Last Updated on August 21, 2023 by Allison Price
It’s that time again. Our concern for our horses’ well-being increases as the days get shorter and the weather gets colder. Is it possible for them to stay warm on their own? Do they need blankets? What kind of blankets do they need?
A recent study has shown that 50% of equestrians are not educated about their horses’ physiological reactions to temperature changes. This can pose a serious risk to an animal’s welfare. Sometimes, even the best intentions can lead to unintended consequences. On warm January days at the stable, I have removed heavy blankets from clients only to find a wet horse beneath. Clients never asked the barn staff to take care of their blanketing.
This is my guide to blanketing your horse (or not), based on years of research, consultation, observation, trial and error, and many years of experimentation.
1. Accept responsibility
Horse owners have additional responsibility by monitoring the weather and making blanketing changes or having them done. However, horses and environments are not all created equal. Most veterinarians agree that most healthy, unclipped horses with shelter access don’t require blanketing.
2. Learn how to properly blanket if you make the decision to do so.
2. Once you’ve decided to blanket your horse (or “rug”), it is important to take the time to understand the process. You can find a lot of reliable resources online to help you choose the right size rug and what rug to use in different weather conditions. You will be a hero to your horse if you make sure they have a good blanketing experience.
3. Proper fitting tips
A. A. My hand goes under the blanket. I run the blanket gently from the buckles to the withers of the horse, paying attention to any pressure points.

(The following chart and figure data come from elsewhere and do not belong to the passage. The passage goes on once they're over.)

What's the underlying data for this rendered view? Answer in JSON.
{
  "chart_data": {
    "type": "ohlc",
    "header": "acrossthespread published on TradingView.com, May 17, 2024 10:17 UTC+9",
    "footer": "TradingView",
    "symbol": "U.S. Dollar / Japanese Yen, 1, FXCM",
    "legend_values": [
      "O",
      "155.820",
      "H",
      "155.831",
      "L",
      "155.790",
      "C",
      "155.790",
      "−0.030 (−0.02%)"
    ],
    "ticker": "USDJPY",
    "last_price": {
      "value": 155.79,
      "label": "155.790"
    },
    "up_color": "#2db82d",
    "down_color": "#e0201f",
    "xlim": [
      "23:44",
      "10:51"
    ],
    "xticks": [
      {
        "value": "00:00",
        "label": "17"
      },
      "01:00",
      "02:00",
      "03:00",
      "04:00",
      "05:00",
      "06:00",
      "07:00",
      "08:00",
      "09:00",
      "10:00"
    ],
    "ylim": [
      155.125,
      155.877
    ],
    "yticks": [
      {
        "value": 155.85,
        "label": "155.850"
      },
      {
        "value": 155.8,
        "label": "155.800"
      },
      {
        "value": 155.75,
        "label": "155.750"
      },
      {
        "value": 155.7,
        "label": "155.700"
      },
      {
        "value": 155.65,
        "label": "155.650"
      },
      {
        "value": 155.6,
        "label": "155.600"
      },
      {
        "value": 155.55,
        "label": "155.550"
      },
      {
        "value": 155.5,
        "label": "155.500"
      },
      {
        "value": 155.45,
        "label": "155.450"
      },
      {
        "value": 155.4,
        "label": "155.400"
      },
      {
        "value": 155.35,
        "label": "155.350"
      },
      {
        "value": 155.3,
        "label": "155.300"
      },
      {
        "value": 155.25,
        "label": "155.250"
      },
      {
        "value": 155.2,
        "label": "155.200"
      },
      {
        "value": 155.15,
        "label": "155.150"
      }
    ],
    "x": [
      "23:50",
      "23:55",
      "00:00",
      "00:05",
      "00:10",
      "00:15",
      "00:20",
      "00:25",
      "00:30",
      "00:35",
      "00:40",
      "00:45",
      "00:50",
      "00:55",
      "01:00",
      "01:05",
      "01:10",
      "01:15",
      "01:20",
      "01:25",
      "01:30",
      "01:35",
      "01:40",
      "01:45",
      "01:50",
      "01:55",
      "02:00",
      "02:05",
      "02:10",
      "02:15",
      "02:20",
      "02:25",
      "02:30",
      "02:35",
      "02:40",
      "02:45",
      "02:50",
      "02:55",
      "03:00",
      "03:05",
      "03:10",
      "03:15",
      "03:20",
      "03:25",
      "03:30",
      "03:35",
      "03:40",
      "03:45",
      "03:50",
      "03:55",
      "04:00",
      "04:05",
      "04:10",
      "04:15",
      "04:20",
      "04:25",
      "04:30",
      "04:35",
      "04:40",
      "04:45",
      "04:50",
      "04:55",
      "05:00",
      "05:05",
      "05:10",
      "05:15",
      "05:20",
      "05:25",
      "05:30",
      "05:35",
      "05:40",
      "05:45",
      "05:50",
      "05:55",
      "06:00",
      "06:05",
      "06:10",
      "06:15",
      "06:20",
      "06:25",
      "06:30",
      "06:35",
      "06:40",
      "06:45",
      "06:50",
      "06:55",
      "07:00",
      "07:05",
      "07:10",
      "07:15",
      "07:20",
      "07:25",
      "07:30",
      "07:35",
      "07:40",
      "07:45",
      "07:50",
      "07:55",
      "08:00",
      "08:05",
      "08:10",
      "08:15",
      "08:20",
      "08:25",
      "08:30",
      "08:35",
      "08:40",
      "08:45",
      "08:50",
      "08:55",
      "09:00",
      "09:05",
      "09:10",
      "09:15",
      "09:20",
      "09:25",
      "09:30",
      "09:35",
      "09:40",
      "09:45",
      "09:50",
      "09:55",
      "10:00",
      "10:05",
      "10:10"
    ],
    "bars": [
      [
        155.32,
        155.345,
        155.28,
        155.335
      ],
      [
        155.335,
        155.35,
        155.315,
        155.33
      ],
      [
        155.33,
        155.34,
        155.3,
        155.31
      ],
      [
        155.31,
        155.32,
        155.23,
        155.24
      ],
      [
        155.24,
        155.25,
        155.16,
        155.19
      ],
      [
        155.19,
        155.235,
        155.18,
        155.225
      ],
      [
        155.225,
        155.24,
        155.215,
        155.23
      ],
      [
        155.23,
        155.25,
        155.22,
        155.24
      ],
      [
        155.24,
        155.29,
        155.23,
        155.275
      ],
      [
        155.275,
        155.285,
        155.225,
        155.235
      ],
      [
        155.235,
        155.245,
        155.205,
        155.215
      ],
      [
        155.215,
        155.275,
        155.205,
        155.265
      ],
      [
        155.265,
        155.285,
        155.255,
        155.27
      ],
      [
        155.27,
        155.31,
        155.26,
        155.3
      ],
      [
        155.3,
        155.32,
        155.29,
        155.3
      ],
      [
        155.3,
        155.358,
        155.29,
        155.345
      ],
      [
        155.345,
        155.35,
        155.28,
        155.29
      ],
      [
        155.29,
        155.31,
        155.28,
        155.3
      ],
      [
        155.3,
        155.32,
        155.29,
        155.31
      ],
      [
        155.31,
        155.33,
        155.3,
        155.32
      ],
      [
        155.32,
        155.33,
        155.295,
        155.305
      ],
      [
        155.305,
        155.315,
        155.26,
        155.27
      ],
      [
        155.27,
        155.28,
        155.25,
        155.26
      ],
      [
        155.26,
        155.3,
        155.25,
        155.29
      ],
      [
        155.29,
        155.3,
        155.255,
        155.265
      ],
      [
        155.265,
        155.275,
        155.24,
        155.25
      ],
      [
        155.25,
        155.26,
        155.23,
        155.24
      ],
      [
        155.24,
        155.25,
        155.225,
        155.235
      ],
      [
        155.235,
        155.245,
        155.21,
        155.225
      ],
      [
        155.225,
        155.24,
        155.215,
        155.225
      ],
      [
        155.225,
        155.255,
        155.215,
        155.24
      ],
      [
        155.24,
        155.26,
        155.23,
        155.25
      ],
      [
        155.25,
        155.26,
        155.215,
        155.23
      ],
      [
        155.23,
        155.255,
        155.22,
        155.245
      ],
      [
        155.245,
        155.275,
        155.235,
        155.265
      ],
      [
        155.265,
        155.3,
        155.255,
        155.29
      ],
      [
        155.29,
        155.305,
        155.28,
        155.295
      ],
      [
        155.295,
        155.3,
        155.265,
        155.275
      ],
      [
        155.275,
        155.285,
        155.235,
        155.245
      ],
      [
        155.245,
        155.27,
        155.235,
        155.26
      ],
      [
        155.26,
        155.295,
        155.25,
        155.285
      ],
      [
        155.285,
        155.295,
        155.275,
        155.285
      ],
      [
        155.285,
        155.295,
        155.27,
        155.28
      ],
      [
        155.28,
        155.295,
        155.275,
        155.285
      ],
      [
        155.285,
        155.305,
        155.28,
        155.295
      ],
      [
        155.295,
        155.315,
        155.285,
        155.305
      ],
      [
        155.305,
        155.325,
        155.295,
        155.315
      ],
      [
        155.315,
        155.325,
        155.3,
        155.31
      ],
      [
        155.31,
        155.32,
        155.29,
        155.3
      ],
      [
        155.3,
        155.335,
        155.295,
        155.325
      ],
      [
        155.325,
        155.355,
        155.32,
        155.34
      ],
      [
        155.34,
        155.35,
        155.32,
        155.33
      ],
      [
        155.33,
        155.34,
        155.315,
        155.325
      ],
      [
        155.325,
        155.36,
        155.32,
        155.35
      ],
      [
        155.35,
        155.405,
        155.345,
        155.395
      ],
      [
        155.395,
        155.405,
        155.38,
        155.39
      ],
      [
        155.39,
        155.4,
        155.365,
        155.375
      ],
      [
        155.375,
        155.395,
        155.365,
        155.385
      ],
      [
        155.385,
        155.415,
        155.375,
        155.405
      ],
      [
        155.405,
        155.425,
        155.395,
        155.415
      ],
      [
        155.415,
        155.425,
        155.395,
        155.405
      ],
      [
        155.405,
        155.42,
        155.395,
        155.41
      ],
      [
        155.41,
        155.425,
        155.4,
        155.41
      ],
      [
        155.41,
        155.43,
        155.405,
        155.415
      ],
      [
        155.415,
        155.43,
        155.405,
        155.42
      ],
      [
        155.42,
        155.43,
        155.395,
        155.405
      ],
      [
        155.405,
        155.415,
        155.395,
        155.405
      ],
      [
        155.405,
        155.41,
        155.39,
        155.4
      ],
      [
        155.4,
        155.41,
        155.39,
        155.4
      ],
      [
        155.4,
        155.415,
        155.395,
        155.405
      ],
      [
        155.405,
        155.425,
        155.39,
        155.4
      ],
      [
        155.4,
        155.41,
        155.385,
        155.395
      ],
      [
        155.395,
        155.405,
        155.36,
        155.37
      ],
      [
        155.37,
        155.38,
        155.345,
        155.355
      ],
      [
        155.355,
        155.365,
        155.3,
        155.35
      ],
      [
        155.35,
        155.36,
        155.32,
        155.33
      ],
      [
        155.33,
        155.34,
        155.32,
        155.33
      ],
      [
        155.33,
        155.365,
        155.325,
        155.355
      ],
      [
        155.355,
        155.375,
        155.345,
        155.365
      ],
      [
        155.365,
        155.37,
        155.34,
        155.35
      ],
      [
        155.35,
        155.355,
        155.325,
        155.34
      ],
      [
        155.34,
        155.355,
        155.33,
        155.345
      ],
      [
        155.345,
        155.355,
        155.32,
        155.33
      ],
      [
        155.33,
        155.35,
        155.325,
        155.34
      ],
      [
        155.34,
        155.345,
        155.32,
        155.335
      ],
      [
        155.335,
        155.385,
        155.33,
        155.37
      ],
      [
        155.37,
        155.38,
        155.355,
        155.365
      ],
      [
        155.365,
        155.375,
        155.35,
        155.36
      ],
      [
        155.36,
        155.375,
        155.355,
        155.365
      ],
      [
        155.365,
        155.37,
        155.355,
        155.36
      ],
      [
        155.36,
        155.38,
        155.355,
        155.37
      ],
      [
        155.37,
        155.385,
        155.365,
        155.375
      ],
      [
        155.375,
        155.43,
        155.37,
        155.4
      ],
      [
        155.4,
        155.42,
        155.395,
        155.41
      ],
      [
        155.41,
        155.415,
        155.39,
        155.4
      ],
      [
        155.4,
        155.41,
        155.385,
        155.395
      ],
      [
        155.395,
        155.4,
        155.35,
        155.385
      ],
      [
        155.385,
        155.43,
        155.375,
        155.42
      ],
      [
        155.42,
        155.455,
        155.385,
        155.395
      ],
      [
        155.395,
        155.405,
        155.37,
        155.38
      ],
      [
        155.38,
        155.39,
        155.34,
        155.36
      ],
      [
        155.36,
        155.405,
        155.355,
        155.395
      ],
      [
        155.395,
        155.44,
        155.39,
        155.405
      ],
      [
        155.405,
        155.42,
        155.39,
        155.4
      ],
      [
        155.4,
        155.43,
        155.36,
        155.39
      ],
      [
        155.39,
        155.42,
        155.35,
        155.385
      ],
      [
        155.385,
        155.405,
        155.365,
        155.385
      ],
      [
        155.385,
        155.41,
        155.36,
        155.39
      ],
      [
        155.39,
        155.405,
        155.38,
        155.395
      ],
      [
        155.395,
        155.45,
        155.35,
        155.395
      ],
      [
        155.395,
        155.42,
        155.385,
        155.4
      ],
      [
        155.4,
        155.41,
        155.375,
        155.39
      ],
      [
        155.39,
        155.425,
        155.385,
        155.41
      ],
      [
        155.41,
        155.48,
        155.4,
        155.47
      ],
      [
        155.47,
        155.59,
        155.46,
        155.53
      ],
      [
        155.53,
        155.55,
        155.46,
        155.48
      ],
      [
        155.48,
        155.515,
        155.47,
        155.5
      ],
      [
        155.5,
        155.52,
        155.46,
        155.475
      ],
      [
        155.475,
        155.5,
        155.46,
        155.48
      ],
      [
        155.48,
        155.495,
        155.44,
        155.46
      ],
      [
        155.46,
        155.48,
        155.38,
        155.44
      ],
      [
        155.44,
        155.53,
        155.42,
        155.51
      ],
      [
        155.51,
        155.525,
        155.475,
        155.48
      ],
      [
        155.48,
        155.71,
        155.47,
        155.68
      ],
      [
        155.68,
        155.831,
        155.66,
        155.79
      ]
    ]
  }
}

A properly adjusted blanket placed in front of the withers.
Badly fitted blanket that is too far back from the withers. This could lead to high pressure and soreness.
B. B. This is the version that I found most effective at holding the blanket in place.
Properly fastened leg straps, as seen from behind the horse.
Securely fasten leg straps using this method This is how your final result should look under your horse. When fastening, simply loop one strap through to the other.
Tip: To prevent your straps from sliding, wrap duct tape around adjustment buckles. This will protect your horse’s legs against the cold, sometimes irritating metal.
C. C. Drooping straps can cause injury to horses and blankets. Overly tight straps can cause rubbing and discomfort.
Adjust blanket straps to fit your horse’s hands.
Planning, common sense and knowledge are key ingredients to blanketing your horse during the winter.